Я была знакома со многими на этом вечере, но свободно себя не чувствовала. Русские с американцами общались мало. Я обрадовалась, что можно поговорить со Сьюзен Сонтаг – как раз когда я вошла, она закуривала сигарету. Считалось, что она не курит, и ей захотелось объясниться:
– Решила превратить свою единственную сигарету в порок.
Мы немного поговорили о Карле. Когда ему поставили диагноз, Сьюзен была одной из сотни людей, к которым я обратилась за советом и в поисках связей, и она проявила необыкновенную отзывчивость. Но сегодня не это у нас было главной темой. В день рождения Иосифа мы думали о наших сложных с ним отношениях.
Сьюзен и ее сын Дэвид Рифф, теперь редактор Иосифа, стали для него еще одной семьей в Нью-Йорке. Потом Дэвид Рифф написал отрицательную рецензию на “Закрытие американского сознания” Блума, и Иосиф порвал с ним отношения. Поскольку Иосиф разделял многие, если не все, убеждения – и предубеждения – Блума (литературный канон – вот что имеет значение), вполне понятно, что он не мог согласиться со словами Риффа, что Блум “мстителен и реакционен”. Менее понятно для американца то, что Иосиф мог разорвать дружбу из-за рецензии на книгу. Это опять-таки было одним из его заскоков: он защищал культуру от обывателей или, как он любил их называть, – плебса.

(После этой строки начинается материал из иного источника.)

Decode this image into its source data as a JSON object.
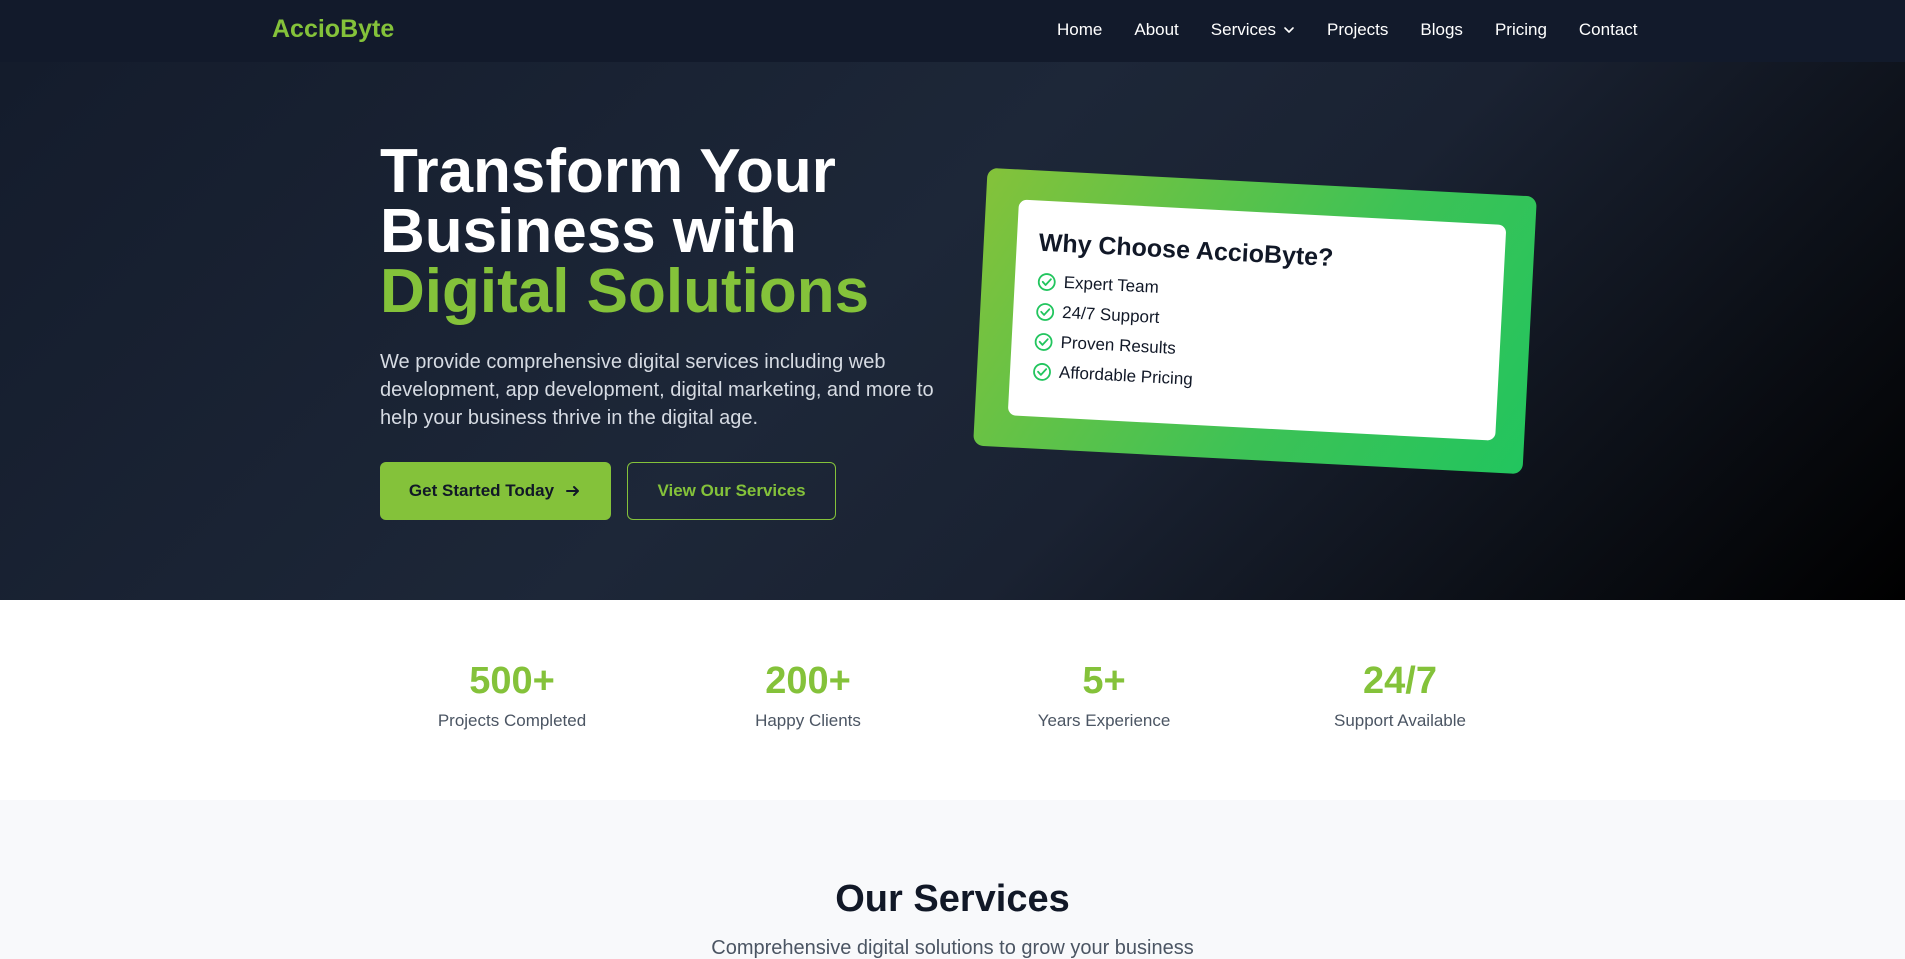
{
  "nav": {
    "logo": "AccioByte",
    "items": [
      {
        "label": "Home"
      },
      {
        "label": "About"
      },
      {
        "label": "Services",
        "has_dropdown": true
      },
      {
        "label": "Projects"
      },
      {
        "label": "Blogs"
      },
      {
        "label": "Pricing"
      },
      {
        "label": "Contact"
      }
    ]
  },
  "hero": {
    "title_line1": "Transform Your",
    "title_line2": "Business with",
    "title_highlight": "Digital Solutions",
    "description": "We provide comprehensive digital services including web development, app development, digital marketing, and more to help your business thrive in the digital age.",
    "primary_button": "Get Started Today",
    "secondary_button": "View Our Services",
    "card": {
      "title": "Why Choose AccioByte?",
      "items": [
        "Expert Team",
        "24/7 Support",
        "Proven Results",
        "Affordable Pricing"
      ]
    }
  },
  "stats": [
    {
      "number": "500+",
      "label": "Projects Completed"
    },
    {
      "number": "200+",
      "label": "Happy Clients"
    },
    {
      "number": "5+",
      "label": "Years Experience"
    },
    {
      "number": "24/7",
      "label": "Support Available"
    }
  ],
  "services": {
    "title": "Our Services",
    "subtitle": "Comprehensive digital solutions to grow your business"
  },
  "colors": {
    "accent": "#84c23a",
    "accent_alt": "#22c55e",
    "nav_bg": "#121a2b",
    "hero_bg": "#1d2738"
  }
}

Эта черта Бродского приводила Сьюзен в недоумение. На самом деле это был советский спор, перенесенный на американскую почву. В России ставки были очень высоки, поскольку целую культуру разрушили сначала большевики, а потом Сталин. Поэтому Иосиф увидел в рецензии не просто оценку книги Блума, а первый залп в, возможно, долгом и медленном разрушении американской культуры. Он не верил в свободную конкуренцию идей: он на себе почувствовал результаты крутой политической перемены, которая привела к потере свободы.
Пока мы наблюдали за процессией знаменитых русских и американцев, поздравлявших Иосифа, я сказала Сьюзен, что он может легко сойти с рельсов: например, он угрожал подать на меня в суд, если я опубликую воспоминания Карла о нем. Она очень удивилась – видимо, полагала, что на меня его гнев не может распространяться. Ей захотелось узнать, что произошло, и я рассказала вкратце.